Friday, January 9, 2015

Electronic Signaures Degree Zero

J.B.B. Inv. Partners, Ltd. v. Fair, No. A140232 (D1d2 Dec. 30, 2014)

This is that weird case from a few weeks ago that was ordered depublished by the panel only a few hours after it was issued. Now, following a publication request under Rule of Court 8.1120 and some minor modifications, the court re-orders the opinion published in the official reports.

So the question is whether defendant’s printed name at the end of an email accepting the terms of a settlement was a “signature” under the Uniform Electronic Transactions Act, Civil Code § 1633.1, et seq. Before any complaint was filed, plaintiff sent defendant an email outlining a potential settlement. Defendant responded, somewhat ambiguously, that he disputed the facts in the email but that he agreed. His email was followed by his printed name. After being asked to clear up the ambiguity, defendant sent another email, and also a text message and a voicemail, confirming that he would agree to the terms. In the interim, plaintiff filed its complaint.

But when it came time to sign off on the formal settlement, defendant balked. Plaintiff then filed a motion to have the settlement enforced under Code of Civil Procedure § 664.6. In support, it submitted the various communications as proof that a settlement existed. Defendant opposed, arguing, duress, lack of sleep, that he was pro per at the time, and that he had only agreed to agree. The trial court—which made specific findings doubting the defendant’s veracity—found that there had been a meeting of the minds, and ordered the terms of the settlement enforced.

Prior cases have made clear that, in order for a settlement agreement to be enforceable under § 664.6, it needs to be signed by the actual parties, not just their counsel.  The issue comes down to whether the defendant’s printed name at the end of his email is an “electronic signature” under the UETA. As the recently decided Ruiz case explains, under Civil Code § 1633.9(a), a signature generally satisfies the Act when it can be attributed to an act of the signatory. But the court here finds that to be a necessary, but not sufficient, condition of creating an electronic signature. To be all Roland Barthes about it, the court essentially says that, under the definitional provision in §1633.2(h), a signifier is only a sign of a signature when what is signified is the signatory’s intent that the signifier signify a formal electronic recognition of the agreement. Viz, writing your name at the end of an email is not necessarily a manifestation of your intent to
sign a document like one would sign a contract.

Here, the evidence did not establish that the parties agreed that their email correspondence could constitute a formalization of the terms of the settlement.

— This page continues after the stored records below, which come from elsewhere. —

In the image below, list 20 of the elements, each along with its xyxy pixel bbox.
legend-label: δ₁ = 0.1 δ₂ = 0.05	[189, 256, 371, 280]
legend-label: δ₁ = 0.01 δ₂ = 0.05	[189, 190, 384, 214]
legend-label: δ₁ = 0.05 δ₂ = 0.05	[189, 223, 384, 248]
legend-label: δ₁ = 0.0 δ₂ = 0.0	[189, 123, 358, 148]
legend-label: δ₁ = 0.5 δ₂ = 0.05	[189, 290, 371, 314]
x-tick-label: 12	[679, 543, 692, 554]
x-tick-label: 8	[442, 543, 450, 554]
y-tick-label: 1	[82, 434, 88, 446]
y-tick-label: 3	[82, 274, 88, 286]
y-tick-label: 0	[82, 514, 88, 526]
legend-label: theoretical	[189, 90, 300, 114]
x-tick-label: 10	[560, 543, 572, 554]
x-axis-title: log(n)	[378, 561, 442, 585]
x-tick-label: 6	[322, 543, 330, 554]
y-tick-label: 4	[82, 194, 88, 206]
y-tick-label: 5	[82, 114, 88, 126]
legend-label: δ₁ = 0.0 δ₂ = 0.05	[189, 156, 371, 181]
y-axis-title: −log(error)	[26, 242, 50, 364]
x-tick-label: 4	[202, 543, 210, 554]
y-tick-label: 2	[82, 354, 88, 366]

Absent such evidence, the fact that defendant agreed that he typed his name at the email was insufficient warrant a finding that he “signed” the settlement under § 664.6. Nor did the fact that the correspondence could establish an agreement under the common law of contract require a different result. Section 664.6 requires a signature. Without it, an agreement can’t be enforced under its authority, even if the law would otherwise deem the agreement to be a valid contract.